The United States is all set to select the nation’s Top Youngest Scientist from among the 10 finalists including five Indian American youngsters. The finalists of Discovery Education Network’s 3M Young Scientist Challenge 2018 are promising innovators and inventors on a mission to ensure a better future for mankind.
The young Indian American finalists in the race for America’s ‘Top Young Scientist of 2018’ title are Mehaa Amirthalingam of Texas, Sriram Bhimaraju of California, Krish Wadhwani of Georgia, Cameron Sharma of Virginia, and Rishab Jain of Oregon. They are gearing up for the grand finale of Discovery Education Network’s 3M Young Scientist Challenge 2018, which will be held in October at 3M Innovation Center at St. Paul, Minneapolis.
Mehaa Amirthalingam of Texas
A resident of Sugar Land in Texas, 13-year-old Mehaa Amirthalingam has invented a unique toilet flushing system which uses grey water and fresh water. She believes, “Innovation should not degrade humanity for the sake of personal gain.” Her favorite invention of the last 100 years is smartphone which, she says, has made our day-to-day life incredibly easier. An 8th grader at Sartartia Middle School, Mehaa aspires to be a patent-holding engineer by the time she turns 30. Here’s a video illustration of her invention:
Rishab Jain of Oregon
A resident of Portland in Oregon, 7th grader Rishab Jain is an aspiring biomedical engineer. One of the 3M Young Scientist Challenge 2018 finalists, Rishab has devised the Pancreatic Cancer Deep Learning System (PCDLS) tool which helps with accurate location of the pancreas during MRI radiotherapy using artificial intelligence. A 13-year-old student of Stoller Middle School, Rishab is confident that his tool will be instrumental in effective pancreas cancer treatment. He demonstrates his invention in the video below:
Sriram Bhimaraju of California
A resident of Cupertino in California, 12-year-old Sriram Bhimaraju aspires to be a Nobel Laureate in 15 years. His novel app named Archery Assistant is one of the entries in the final competition of Discovery Education’s 3M Young Scientist Challenge 2018. The app helps improve an archer’s aim at the target in real time using a Bluetooth sensor. A student of Harker Middle School, Sriram says, “People like me would not be able to make an impact on the world without the invention of the I.C. chip.” Here’s a brief demonstration of his invention:
Krish Wadhwani of Georgia
A resident of Alpharetta in Georgia, Krish Wadhwani has enhanced the possibility of developing a cure for Huntington’s disease. His Synthetic Antibody Mimics helps locate cancerous cells and gets attached to a specific protein found on the surface of those cells responsible for Huntington’s disease. The 14-year-old 8th grader at DeSana Middle School wants to be a cardiologist or neurosurgeon. Pacemaker is his favorite invention of the past 100 years. Do take a walk through his invention in the video below:
Cameron Sharma of Virginia
A resident of Glen Allen in Virginia, Cameron Sharma has created uFlu, a unique computer model that uses artificial intelligence to calculate seasonal flu vaccines and identify the most effective vaccine for those affected by flu. His interest in engineering aspects of healthcare drove him to create uFlu leveraging his knowledge of immunology, computer programming, virology, math and genetics. One of the promising finalists of Discovery 3M Young Scientist Challenge 2018, Cameron Sharma aspires to be a biomedical engineer.

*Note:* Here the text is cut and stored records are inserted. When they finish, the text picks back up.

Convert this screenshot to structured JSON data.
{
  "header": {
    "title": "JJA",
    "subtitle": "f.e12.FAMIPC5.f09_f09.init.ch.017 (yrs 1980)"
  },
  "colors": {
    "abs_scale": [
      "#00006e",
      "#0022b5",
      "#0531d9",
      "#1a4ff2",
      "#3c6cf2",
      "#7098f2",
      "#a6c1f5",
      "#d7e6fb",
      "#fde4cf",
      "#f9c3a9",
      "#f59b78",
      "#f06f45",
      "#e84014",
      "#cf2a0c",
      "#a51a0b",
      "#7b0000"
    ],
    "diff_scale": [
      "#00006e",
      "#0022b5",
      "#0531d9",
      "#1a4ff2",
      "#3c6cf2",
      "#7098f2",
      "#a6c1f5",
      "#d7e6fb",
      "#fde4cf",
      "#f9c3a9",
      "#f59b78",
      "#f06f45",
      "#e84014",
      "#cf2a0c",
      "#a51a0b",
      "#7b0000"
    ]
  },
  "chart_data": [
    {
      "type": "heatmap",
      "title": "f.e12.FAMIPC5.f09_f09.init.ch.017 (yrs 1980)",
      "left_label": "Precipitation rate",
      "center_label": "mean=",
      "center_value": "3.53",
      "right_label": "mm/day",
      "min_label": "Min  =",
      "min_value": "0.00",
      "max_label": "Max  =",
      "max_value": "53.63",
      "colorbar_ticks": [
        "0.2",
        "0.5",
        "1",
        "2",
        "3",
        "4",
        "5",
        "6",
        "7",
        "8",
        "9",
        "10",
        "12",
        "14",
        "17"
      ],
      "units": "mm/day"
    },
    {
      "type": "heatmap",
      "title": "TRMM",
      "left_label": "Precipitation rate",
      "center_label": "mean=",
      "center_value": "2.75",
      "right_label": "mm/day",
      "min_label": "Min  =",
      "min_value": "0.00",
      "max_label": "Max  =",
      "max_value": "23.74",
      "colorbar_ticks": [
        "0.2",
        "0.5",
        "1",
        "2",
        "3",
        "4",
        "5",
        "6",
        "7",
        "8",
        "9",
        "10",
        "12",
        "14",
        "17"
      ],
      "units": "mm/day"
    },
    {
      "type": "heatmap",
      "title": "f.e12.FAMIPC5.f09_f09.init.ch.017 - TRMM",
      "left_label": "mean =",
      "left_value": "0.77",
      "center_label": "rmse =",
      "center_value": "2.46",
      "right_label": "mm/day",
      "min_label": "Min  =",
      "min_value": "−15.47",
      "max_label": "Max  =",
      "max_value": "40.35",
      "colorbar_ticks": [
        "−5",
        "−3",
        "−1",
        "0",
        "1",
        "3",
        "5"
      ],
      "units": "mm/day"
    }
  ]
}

The finalists will take a summer internship program under the supervision of 3M scientists and transform their ideas or inventions into working solutions before the grand finale in October 2018. In the final competition, they will demonstrate the USP and usefulness of their tools and devices before a panel of judges including noted researchers and scientists. The winner of Discovery 3M Young Scientist Challenge 2018 will be declared America’s Top Young Scientist and awarded a scholarship worth $25,000.